| 5:37 pm on Jan 5, 2012 (gmt 0)|
Yes - you can ignore it unless the backlink is valuable.
You don't need to "fix" 404 crawl errors coming from external sites. This has been confirmed by several Google spokespeople on their own Webmaster Forums. So there's no need to generate massive .htaccess files and play whack-a-mole with this nonsense.
| 7:43 pm on Jan 5, 2012 (gmt 0)|
To be clear, is it the URL in the href that is being truncated, or just the anchor text?
If it is the anchor text, then simply ignore it.
| 8:03 pm on Jan 5, 2012 (gmt 0)|
@g1smd great question - it's actually just text on the page that google is picking up on and pulling out URLs. See:
as an example.
| 8:09 pm on Jan 5, 2012 (gmt 0)|
Google started pulling anything that looks like a URL from text on pages and testing the server response for their "guess" only a few weeks ago.

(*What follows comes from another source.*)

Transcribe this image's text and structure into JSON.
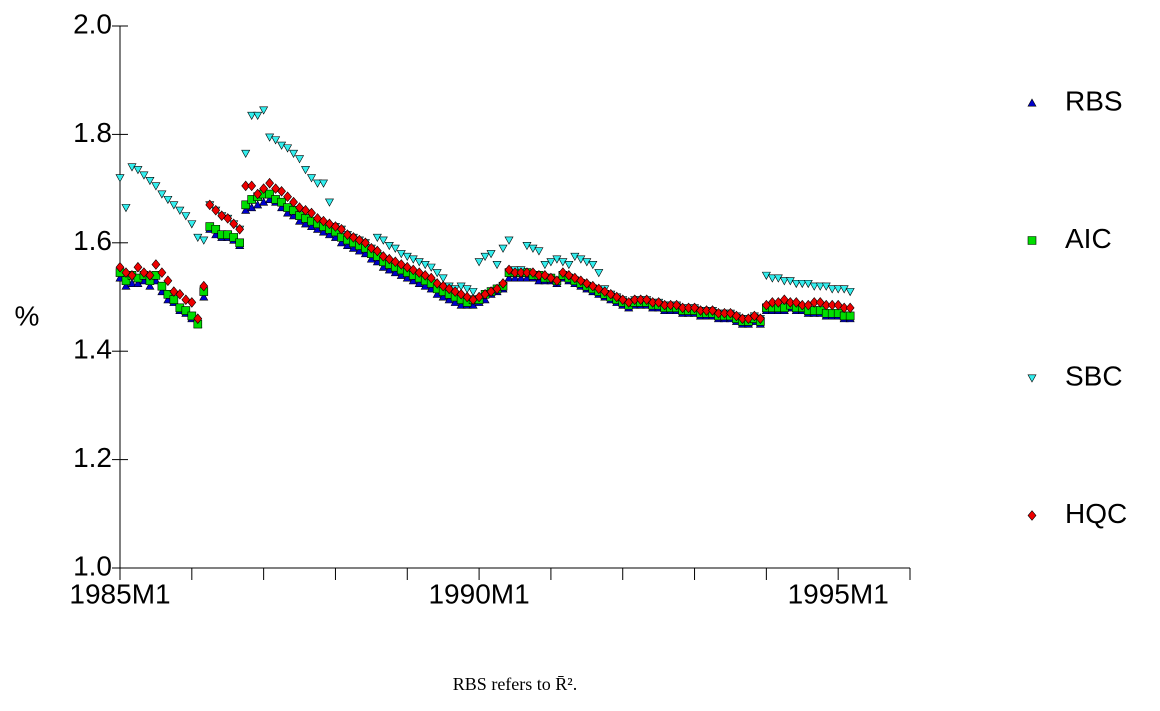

The correct response for junk URLs is to return 404. If Google get tens of millions of 404 responses for these hopefully they will stop this sillyness.
| 10:06 pm on Jan 5, 2012 (gmt 0)|
|Google started pulling anything that looks like a URL from text on pages and testing the server response for their "guess" only a few weeks ago. |
Seems like it's just occurring to Google that this is creating some unnecessary concern, and they are "looking into ways of making that a bit clearer."
This was just discussed at length in another thread here....
Google Following URLs Without Hyperlinks
There's also a link in the thread to some additional comments by Google's John Mueller on the subject.
| 11:42 pm on Jan 5, 2012 (gmt 0)|
@g1smd Trust me, it wasn't a few weeks ago - I started cataloging these bizarre searches (oh, the racy sex ones, you wouldn't believe!) last summer when I first took notice of it. @Robert Thanks for the link, will read there now. I sure hope google figures this out. My Webmaster reports since last summer are just splattered with ".." 404 URLs. By the way, one thing I didn't mention and hasn't been brought up, it's not easy to just dismiss these searches as a nuisance, since search is one of the most resource-intensive things for most servers. In my case, I have 2 "0 found" search results failovers: parsing the search phrase to find near matches, and if that fails, looking for "did you mean" matches. So 2,000 of these bogus googlebot hits in a day adds up.
| 12:05 am on Jan 6, 2012 (gmt 0)|
I meant "months", not "weeks".
I didn't actually see any of this until more recently than some other people.